The new SUERC AMS Laboratory was described at AMS-9. Since then there have been technological developments, added and improved analysis capability, the formation of additional complimentary groups, the purchase of another instrument, and 7000 samples measured. A series of modifications to the 5 MV Pelletron to manage accelerator sparks culminated in installation of spark-hardened tube supports. Full-terminal potential running is now routine and 5 MV is proving sufficient for all species. Ion detection and evaluation has also been improved by the use of even thinner detector windows (<100 nm) as necessary and a more powerful on-line data analysis system that can run several counters cascaded through an arbitrary series of gates. Be, C, Al, Cl, Ca and I-AMS are established with measured species changing weekly. Routine radiocarbon measurement is to 3‰ precision at medium (60 µA C-) current. Higher precision analysis, fast high-current measurement and low-current analysis with secure on-line δ13C determination are also possible. Graphite samples of as little as 100 µg C can be accommodated. Even smaller samples can be measured as CO2 using He carrier in the gas capable ion source, although the currents (15 µA C-) are only a tenth of that achievable with graphite. Laboratory inter-comparisons have confirmed the local capabilities for preparing and measuring the other species, and applications measurements are on-going. Two new sample preparation laboratories at SUERC are the NERC Cosmogenic Isotope Analysis Facility and a similar University of Glasgow laboratory.
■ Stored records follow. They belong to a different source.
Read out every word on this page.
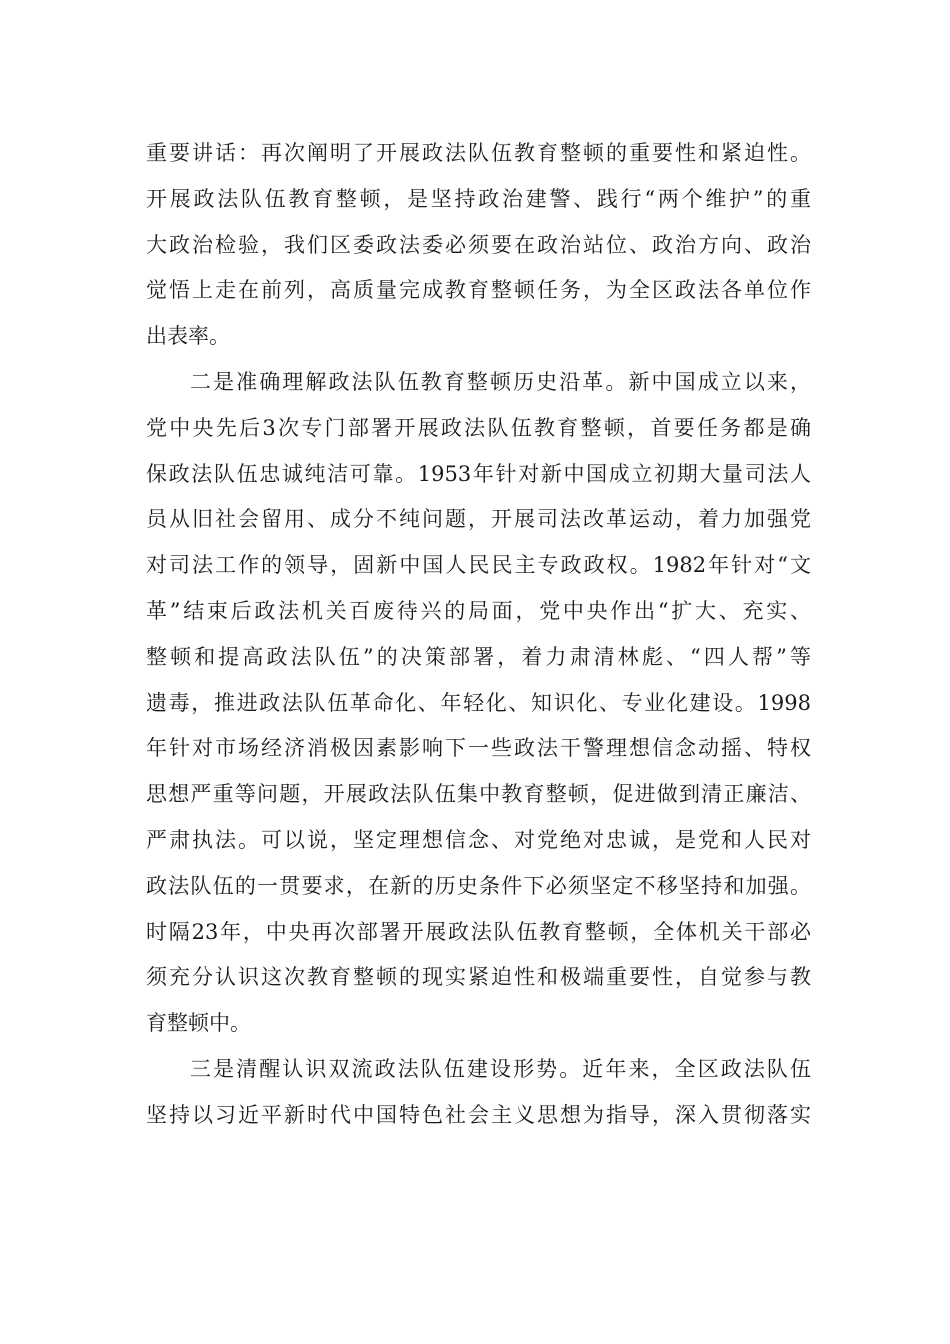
重要讲话：再次阐明了开展政法队伍教育整顿的重要性和紧迫性。
开展政法队伍教育整顿，是坚持政治建警、践行“两个维护”的重
大政治检验，我们区委政法委必须要在政治站位、政治方向、政治
觉悟上走在前列，高质量完成教育整顿任务，为全区政法各单位作
出表率。
二是准确理解政法队伍教育整顿历史沿革。新中国成立以来，
党中央先后3次专门部署开展政法队伍教育整顿，首要任务都是确
保政法队伍忠诚纯洁可靠。1953年针对新中国成立初期大量司法人
员从旧社会留用、成分不纯问题，开展司法改革运动，着力加强党
对司法工作的领导，固新中国人民民主专政政权。1982年针对“文
革”结束后政法机关百废待兴的局面，党中央作出“扩大、充实、
整顿和提高政法队伍”的决策部署，着力肃清林彪、“四人帮”等
遗毒，推进政法队伍革命化、年轻化、知识化、专业化建设。1998
年针对市场经济消极因素影响下一些政法干警理想信念动摇、特权
思想严重等问题，开展政法队伍集中教育整顿，促进做到清正廉洁、
严肃执法。可以说，坚定理想信念、对党绝对忠诚，是党和人民对
政法队伍的一贯要求，在新的历史条件下必须坚定不移坚持和加强。
时隔23年，中央再次部署开展政法队伍教育整顿，全体机关干部必
须充分认识这次教育整顿的现实紧迫性和极端重要性，自觉参与教
育整顿中。
三是清醒认识双流政法队伍建设形势。近年来，全区政法队伍
坚持以习近平新时代中国特色社会主义思想为指导，深入贯彻落实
Locally AMS is now divided amongst six groups, although samples prepared further afield are also accepted. Small sample radiocarbon measurement in particular has been sufficiently promising that a single-stage accelerator mass spectrometer has been ordered. This instrument is intended for the development of compound-specific radiocarbon science as well as providing operational flexibility. The spectrometer design is not restricted to the analysis of negative ions and the instrument will include a bipolar deck bias capability and additional ion source for positive ion-AMS experimentation. The University of Oxford microprobe AMS ion source has also been obtained.